Kara
O meu
nascimento, 1974
«No
mundo inocente da minha mãe, baseado nos desenhos animados das manhãs de sábado,
os bebés, com faixas a dizerem o respectivo nome, flutuavam por cima de jardins
coloridos ao serem entregues por uma cegonha celestial. Lily Akens não tinha
motivos para duvidar da obstetrícia dos programas de televisão. O meu pai
adolescente, Mac Tolbert, sabia mais do que ela, pois muitas vezes auxiliava no
parto dos bezerros e dos potros em River Bluff, a quinta da sua família no
Norte da Florida, mas não sabia como explicar o processo à minha mãe. Além
disso, não tinha a certeza se os bebés humanos nasciam da mesma maneira que os
animais.
Só podia partir do princípio de
que o bebé saía pelo mesmo sítio por onde tinha entrado. Lily , L-Lily , não chchores,
gaguejou Mac, ajoelhando-se a seu lado, sem saber o que fazer, na escuridão pegajosa,
subtropical, enxotando os mosquitos que esvoaçavam no clarão trémulo da sua
lanterna. Os pinheiros altos baloiçavam por cima deles sob a brisa do pântano.
As rãs coaxavam no fundo dos ribeiros. Algures, fez-se ouvir um aligátor. As
florestas escuras da Florida interior respiram e falam durante a noite,
arrancando memórias misteriosas ao leito de calcário poroso. Embora longe de
ambos os oceanos, o ar traz um leve vestígio de água salgada.

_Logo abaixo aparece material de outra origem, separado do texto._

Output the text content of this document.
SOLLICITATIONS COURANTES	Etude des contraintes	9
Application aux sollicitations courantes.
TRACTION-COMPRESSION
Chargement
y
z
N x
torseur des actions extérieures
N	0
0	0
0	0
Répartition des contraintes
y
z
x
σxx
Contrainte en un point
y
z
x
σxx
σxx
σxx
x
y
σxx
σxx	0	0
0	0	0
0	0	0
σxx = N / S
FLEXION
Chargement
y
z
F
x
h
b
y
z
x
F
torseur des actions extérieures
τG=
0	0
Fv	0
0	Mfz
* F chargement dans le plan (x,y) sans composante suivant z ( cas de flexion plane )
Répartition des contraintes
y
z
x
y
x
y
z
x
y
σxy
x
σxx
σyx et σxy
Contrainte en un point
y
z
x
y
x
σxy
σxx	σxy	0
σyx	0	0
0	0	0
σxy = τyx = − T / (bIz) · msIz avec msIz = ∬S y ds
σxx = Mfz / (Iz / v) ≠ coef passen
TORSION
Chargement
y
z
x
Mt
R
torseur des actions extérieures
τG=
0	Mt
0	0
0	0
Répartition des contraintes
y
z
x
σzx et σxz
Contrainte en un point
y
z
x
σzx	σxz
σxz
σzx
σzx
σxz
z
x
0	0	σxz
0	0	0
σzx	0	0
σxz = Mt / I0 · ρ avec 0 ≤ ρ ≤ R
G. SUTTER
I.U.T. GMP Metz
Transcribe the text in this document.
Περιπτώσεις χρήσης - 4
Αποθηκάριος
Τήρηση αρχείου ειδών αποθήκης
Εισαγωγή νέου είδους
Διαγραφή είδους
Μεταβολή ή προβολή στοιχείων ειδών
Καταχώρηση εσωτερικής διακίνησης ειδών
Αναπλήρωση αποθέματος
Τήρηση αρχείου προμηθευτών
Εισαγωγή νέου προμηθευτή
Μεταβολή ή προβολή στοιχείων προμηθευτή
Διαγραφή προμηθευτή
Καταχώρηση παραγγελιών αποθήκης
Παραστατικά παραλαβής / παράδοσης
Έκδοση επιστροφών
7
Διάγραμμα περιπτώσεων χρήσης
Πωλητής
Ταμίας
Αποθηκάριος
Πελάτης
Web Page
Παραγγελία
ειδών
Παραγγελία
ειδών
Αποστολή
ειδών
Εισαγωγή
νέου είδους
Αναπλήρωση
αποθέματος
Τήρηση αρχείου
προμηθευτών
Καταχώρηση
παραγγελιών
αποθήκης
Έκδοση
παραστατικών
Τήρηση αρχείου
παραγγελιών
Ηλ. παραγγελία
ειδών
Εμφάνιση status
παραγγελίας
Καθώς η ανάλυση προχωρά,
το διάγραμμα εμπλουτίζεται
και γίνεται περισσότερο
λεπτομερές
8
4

Mas dói!, soluçou Lily. A sua
bata barata, às flores, estava ensopada em fluidos e amarrotada à volta das
ancas. Acho que é m-mesmo assim, disse-lhe Mac. T-talvez d-devas levantar-te. C-como
uma égua. Acho que não consigo! Oh, Mac! Dói tanto! Mac! Há qualquer coisa a querer
sair de mim lá por baixo! A tremer, Mac apontou a lanterna para o meio das
pernas dela. Os cavalos e os bezerros quando nasciam apresentavam em primeiro
lugar as patas da frente, como se estivessem a mergulhar no mundo. Mac olhou
com atenção mas não viu mãos de bebé, apenas o crânio ensanguentado de uma cabeça
minúscula. A visão aterrorizou-o, mas escondeu as emoções. Tinha de ser forte, por
Lily . Eles eram diferentes dos outros adolescentes; tomavam conta um do outro
desde a infância. É só o b-bebé.
Parecia mais confiante do que na
verdade se sentia. Sabia como dar a volta a um bezerro ou a um potro
atravessado, mas não se conseguia imaginar a enfiar a mão enorme dentro de Lily.
Mac! Está a mexer-se! Segurou-lhe nas mãos enquanto ela se sentava. Lily baloiçou-se
para trás e para a frente. Os calcanhares dos ténis dela rasgaram sulcos no
solo macio e húmido. Lily começou a gritar. Depois do que lhe pareceu uma
eternidade, calou-se e deixou-se cair contra Mac. O bebé caiu, gemeu ela. Porque
não está a flutuar? Deve ter alguma coisa errada. Oh, Mac... O meu pai apontou
de novo a lanterna para o meio das coxas dela. Ele e a minha mãe ficaram a
olhar, horrorizados. Nenhum deles tinha alguma vez visto uma criança recém-nascida.
Eu não era uma bonequinha engraçada ou um querubim sorridente. Estava quase
roxa. Tinha a cabeça amolgada. Um muco sanguinolento colava-me ao crânio uma
madeixa fina de cabelo ruivo. Abri a boca e engoli uma grande golfada de ar.
Para eles, o meu esforço parecia o arquejar de um moribundo.
Debruçaram-se sobre mim e choraram. Depois a luz de várias lanternas cortou a escuridão da floresta. O irmão mais velho de Mac, Glen, foi quem os encontrou primeiro. Que raio é que vocês fizeram?, perguntou. Mac e Lily soluçaram. Antes que pudessem segurar-me nos braços uma única vez, antes de se aperceberem de que eu estava viva e era normal, fui-lhes retirada. Só depois de adulta viria a saber da existência de Mac e Lily. Só depois de adulta viria a saber que eles me tinham feito vir ao mundo nas florestas da Florida. Só depois de adulta saberia que eles me desejavam. Era já adulta e órfã quando voltei a nascer na vida dos meus pais». In Deborah Smith, A Doçura da Chuva, Porto Editora, 2007, 2009, ISBN 978-972-004-189-0.